Потом она потеряла сознание. Упырь продолжал колотить её головой об стену (методично, словно у него подвисла программа), пока её тело оседало на пол. Когда тело завалилось на бок, он четыре раза ударил её голову каблуком, каждый раз покручивая ногой, как будто давил насекомое. Её сердце остановилось через две минуты с лишним после финального удара. Упырь на тот момент уже удрал вниз по лестнице и, задыхаясь, бежал по детской площадке в соседнем дворе, и лифт тоже приехал обратно на первый этаж, потому что его вызвали парень и девушка с девятого, которые вернулись из магазина слишком поздно, чтобы спугнуть Упыря, но как раз вовремя, чтобы первыми наткнуться на её тело.
Всего этого она, естественно, уже не застала. Последнее событие её жизни случилось между первым и третьим ударом об стену, когда она поняла, что тонко чувствующий мальчик Лёшенька убивает её, и, несмотря на боль, успела вспомнить о хорошем.
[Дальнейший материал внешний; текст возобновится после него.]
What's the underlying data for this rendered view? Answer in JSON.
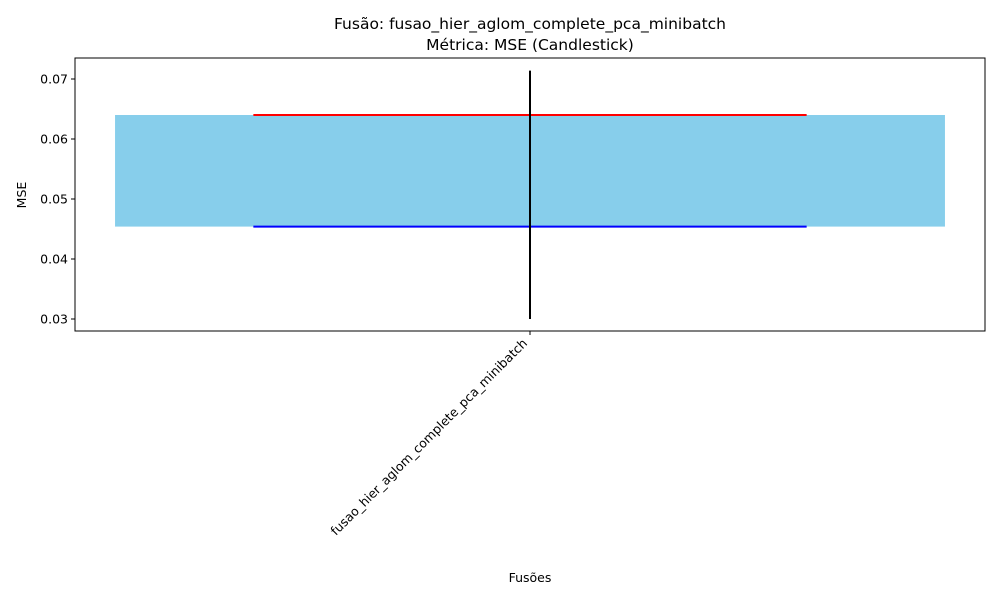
{
  "chart_data": {
    "type": "bar",
    "title": "Fusão: fusao_hier_aglom_complete_pca_minibatch",
    "subtitle": "Métrica: MSE (Candlestick)",
    "xlabel": "Fusões",
    "ylabel": "MSE",
    "categories": [
      "fusao_hier_aglom_complete_pca_minibatch"
    ],
    "candles": [
      {
        "category": "fusao_hier_aglom_complete_pca_minibatch",
        "open": 0.0454,
        "close": 0.064,
        "low": 0.03,
        "high": 0.0714
      }
    ],
    "ylim": [
      0.028,
      0.0735
    ],
    "yticks": [
      0.03,
      0.04,
      0.05,
      0.06,
      0.07
    ],
    "ytick_labels": [
      "0.03",
      "0.04",
      "0.05",
      "0.06",
      "0.07"
    ],
    "grid": false,
    "colors": {
      "body": "#87ceeb",
      "high_line": "#ff0000",
      "low_line": "#0000ff",
      "wick": "#000000"
    }
  }
}
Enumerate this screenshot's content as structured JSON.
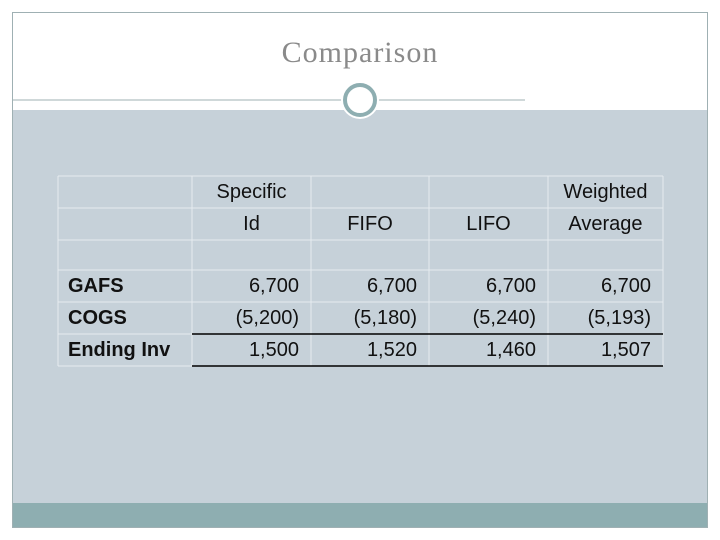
{
  "title": "Comparison",
  "table": {
    "columns": [
      [
        "Specific",
        "Id"
      ],
      [
        "FIFO"
      ],
      [
        "LIFO"
      ],
      [
        "Weighted",
        "Average"
      ]
    ],
    "rows": [
      {
        "label": "GAFS",
        "cells": [
          "6,700",
          "6,700",
          "6,700",
          "6,700"
        ]
      },
      {
        "label": "COGS",
        "cells": [
          "(5,200)",
          "(5,180)",
          "(5,240)",
          "(5,193)"
        ]
      },
      {
        "label": "Ending Inv",
        "cells": [
          "1,500",
          "1,520",
          "1,460",
          "1,507"
        ]
      }
    ]
  }
}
Этим хорошим почему-то стал тёплый сентябрьский день прошлого года, когда они с Варькой и Алей, зайчатой племянницей, гуляли на Елагином острове, она рассказывала девочкам про то, как древние греки догадались, что Земля шар, и Варьке, как обычно, было всё равно, а Аля слушала, затаив дыхание, и глядела на неё такими глазами, словно она, её любимая тётя Ира, не родила слишком рано, не бросила институт, не вышла замуж за подонка, – иначе говоря, словно она знала всё на свете и жила только так, как хотела.